Éditoriaux de Jean-Claude Mailly
La négociation de la dernière chance
Nous sommes à moins d’un mois de ce qui devrait être la dernière séance de négociations sur les retraites complémentaires. Si les deux régimes (Arrco et Agirc) ont encore des réserves importantes (dont l’Arrco), ils connaissent des difficultés financières certes liées au vieillissement de la population mais aussi, et c’est important, à la faiblesse des salaires et au chômage qui les privent de recettes notables. C’était déjà le cas lors de la dernière négociation et nous avions pris des mesures, dont un gel temporaire des pensions et une augmentation des cotisations salariales et patronales, pour amortir la situation. De ce fait, nous avons préservé les régimes, les produits financiers ayant également couvert les déficits d’exploitation.

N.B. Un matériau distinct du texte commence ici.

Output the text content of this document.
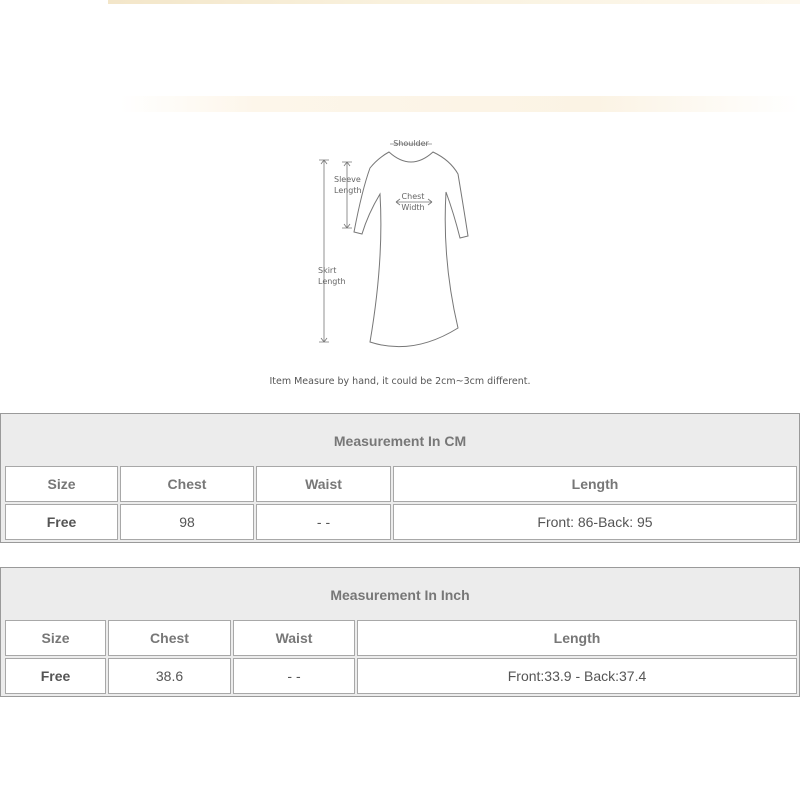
Shoulder
Chest
Width
Sleeve
Length
Skirt
Length
Item Measure by hand, it could be 2cm~3cm different.
Measurement In CM
Size	Chest	Waist	Length
Free	98	- -	Front: 86-Back: 95
Measurement In Inch
Size	Chest	Waist	Length
Free	38.6	- -	Front:33.9 - Back:37.4
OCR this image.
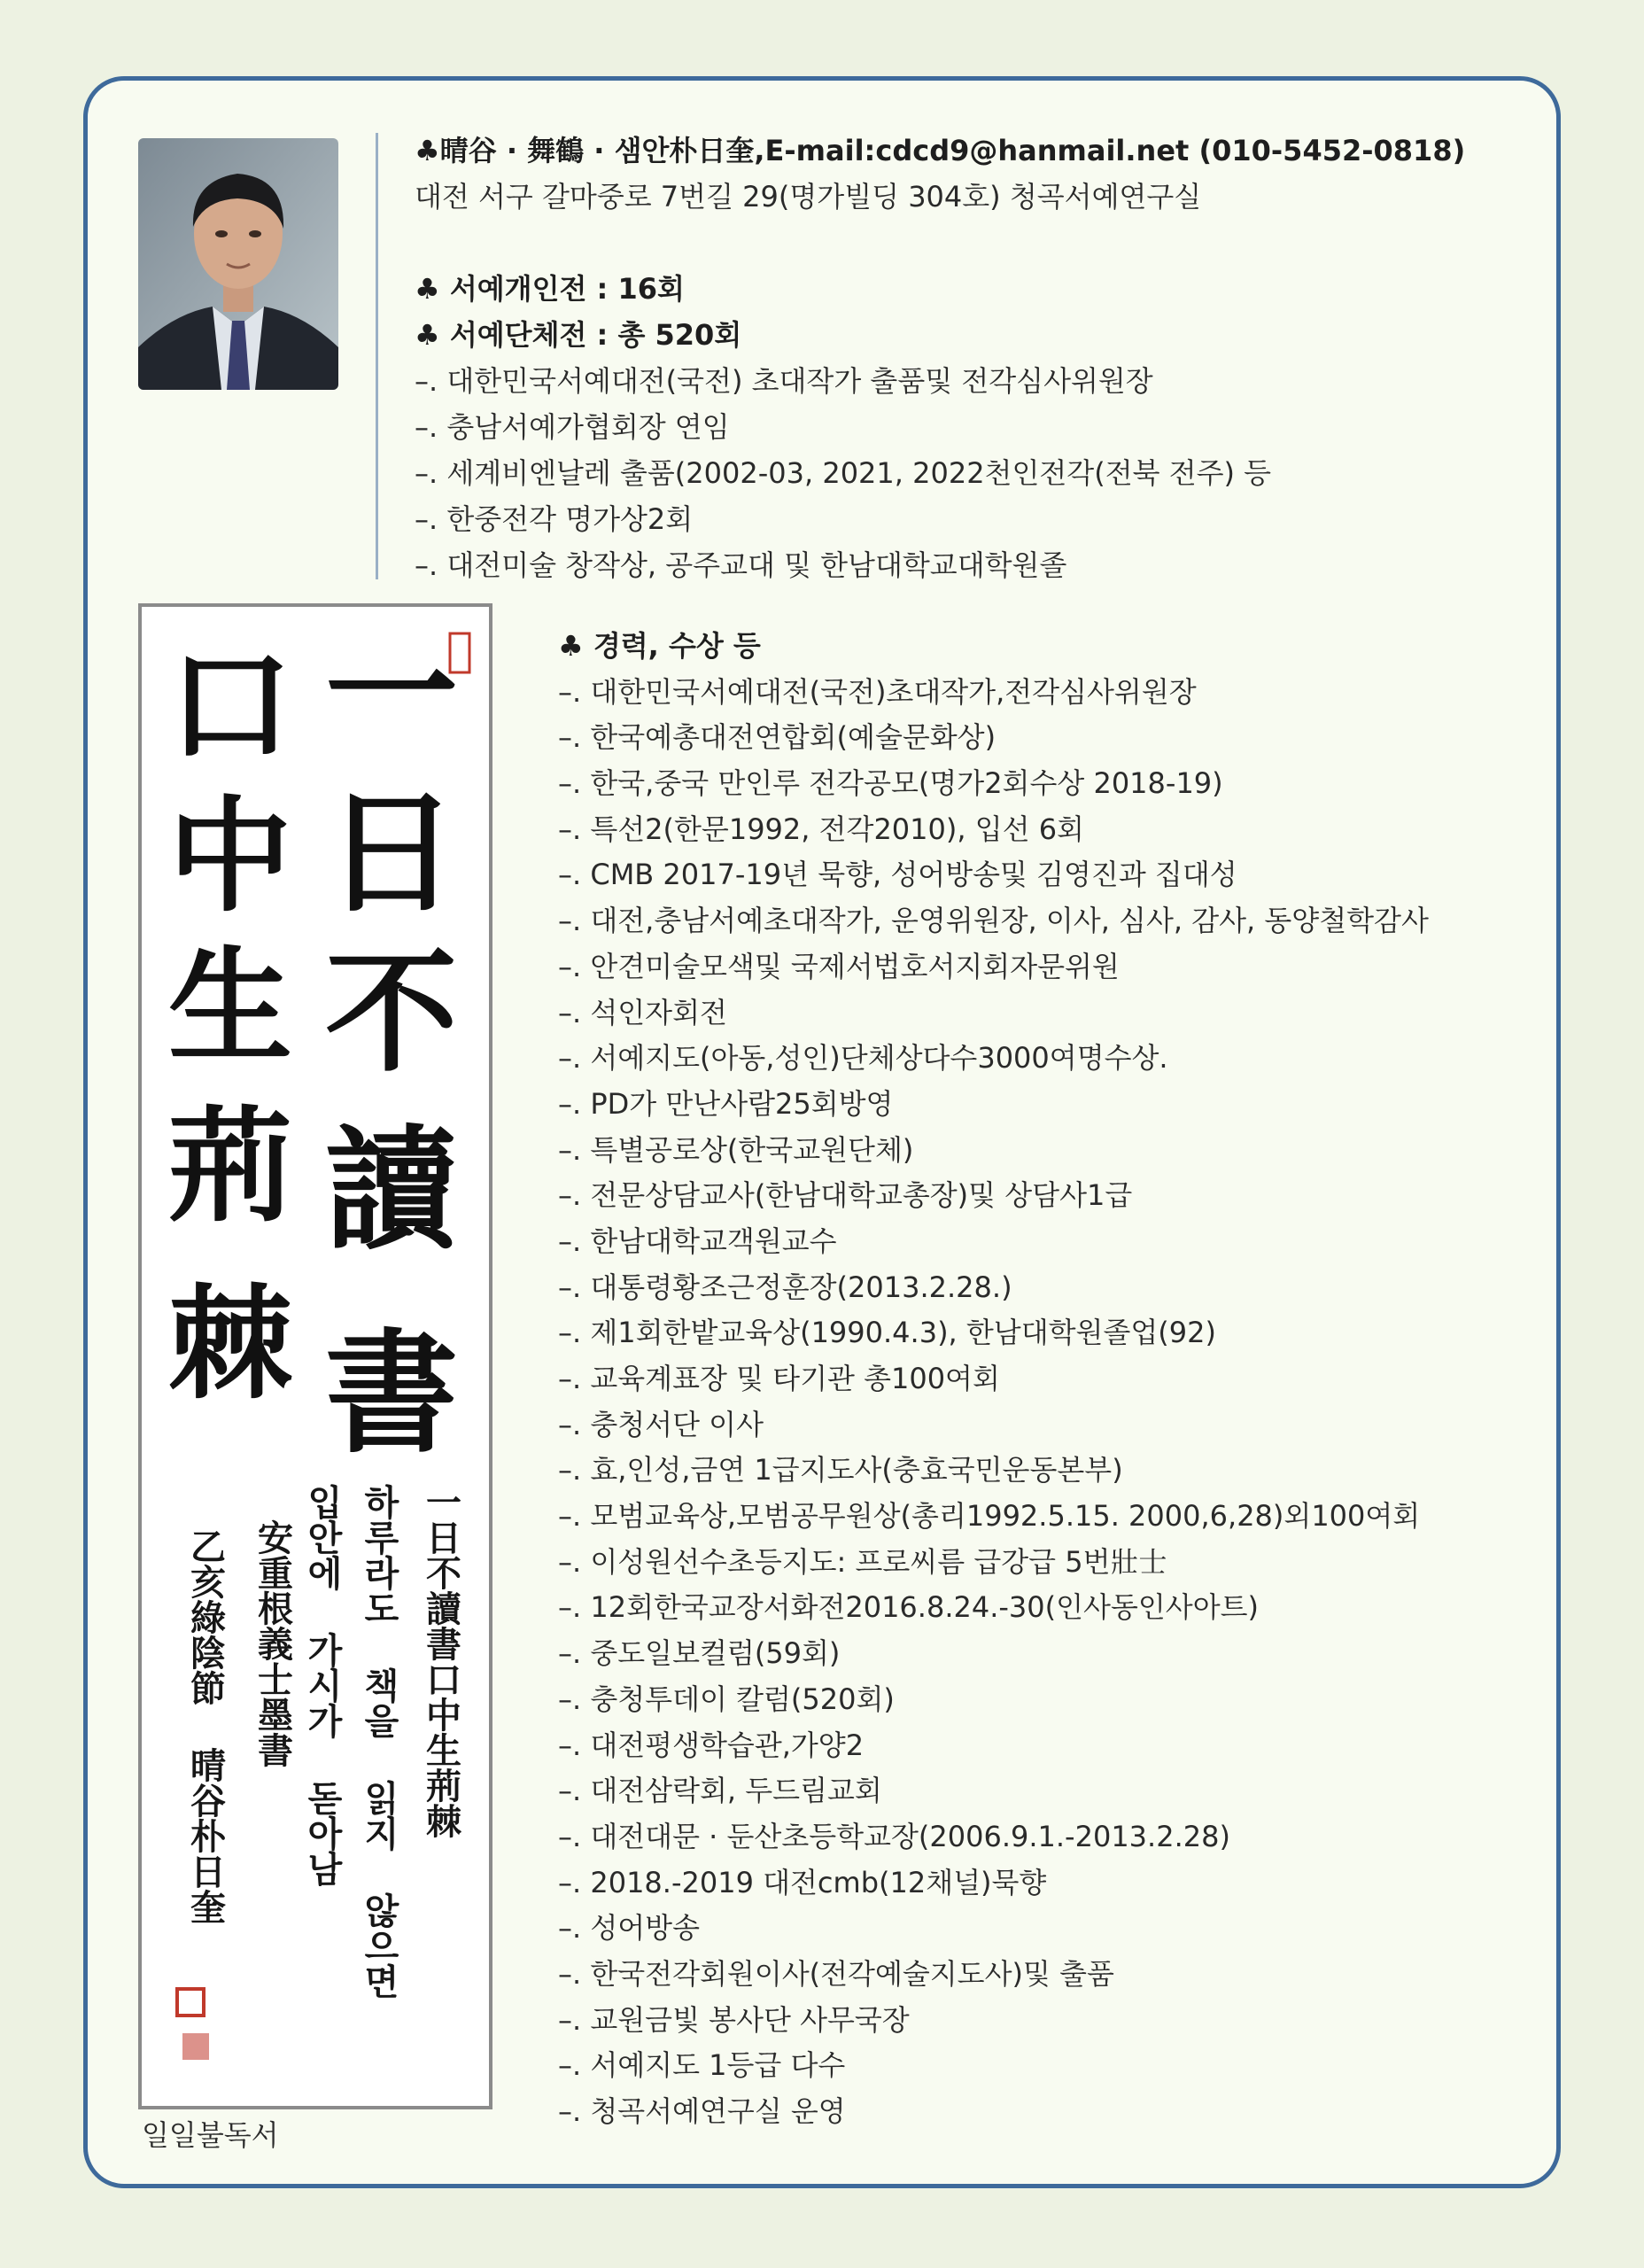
♣晴谷 · 舞鶴 · 샘안朴日奎,E-mail:cdcd9@hanmail.net (010-5452-0818)
대전 서구 갈마중로 7번길 29(명가빌딩 304호) 청곡서예연구실
♣ 서예개인전 : 16회
♣ 서예단체전 : 총 520회
–. 대한민국서예대전(국전) 초대작가 출품및 전각심사위원장
–. 충남서예가협회장 연임
–. 세계비엔날레 출품(2002-03, 2021, 2022천인전각(전북 전주) 등
–. 한중전각 명가상2회
–. 대전미술 창작상, 공주교대 및 한남대학교대학원졸
一
日
不
讀
書
口
中
生
荊
棘
一日不讀書口中生荊棘
하루라도 책을 읽지 않으면
입안에 가시가 돋아남
安重根義士墨書
乙亥綠陰節 晴谷朴日奎
♣ 경력, 수상 등
–. 대한민국서예대전(국전)초대작가,전각심사위원장
–. 한국예총대전연합회(예술문화상)
–. 한국,중국 만인루 전각공모(명가2회수상 2018-19)
–. 특선2(한문1992, 전각2010), 입선 6회
–. CMB 2017-19년 묵향, 성어방송및 김영진과 집대성
–. 대전,충남서예초대작가, 운영위원장, 이사, 심사, 감사, 동양철학감사
–. 안견미술모색및 국제서법호서지회자문위원
–. 석인자회전
–. 서예지도(아동,성인)단체상다수3000여명수상.
–. PD가 만난사람25회방영
–. 특별공로상(한국교원단체)
–. 전문상담교사(한남대학교총장)및 상담사1급
–. 한남대학교객원교수
–. 대통령황조근정훈장(2013.2.28.)
–. 제1회한밭교육상(1990.4.3), 한남대학원졸업(92)
–. 교육계표장 및 타기관 총100여회
–. 충청서단 이사
–. 효,인성,금연 1급지도사(충효국민운동본부)
–. 모범교육상,모범공무원상(총리1992.5.15. 2000,6,28)외100여회
–. 이성원선수초등지도: 프로씨름 급강급 5번壯士
–. 12회한국교장서화전2016.8.24.-30(인사동인사아트)
–. 중도일보컬럼(59회)
–. 충청투데이 칼럼(520회)
–. 대전평생학습관,가양2
–. 대전삼락회, 두드림교회
–. 대전대문 · 둔산초등학교장(2006.9.1.-2013.2.28)
–. 2018.-2019 대전cmb(12채널)묵향
–. 성어방송
–. 한국전각회원이사(전각예술지도사)및 출품
–. 교원금빛 봉사단 사무국장
–. 서예지도 1등급 다수
–. 청곡서예연구실 운영
일일불독서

De part et d’autre de la table des négociations, nous avions ainsi tout fait pour préserver l’existence des régimes sans que l’une ou l’autre partie ne passe sous la table. Les négociateurs avaient donc agi avec responsabilité et sagesse.
Mais cette année les choses se corsent sérieusement du fait du comportement du Medef. Les faucons du social semblent l’emporter sur les colombes. Apparemment, le Medef exige des mesures d’âge. Pour faire des économies il veut imposer des abattements sur les retraites entre 62 et 65 ans pour dissuader les salariés concernés de cesser leur activité. À titre d’exemple, un salarié devant percevoir 1 500 euros net en retraite aurait un abattement de 135 euros mensuels à 62 ans !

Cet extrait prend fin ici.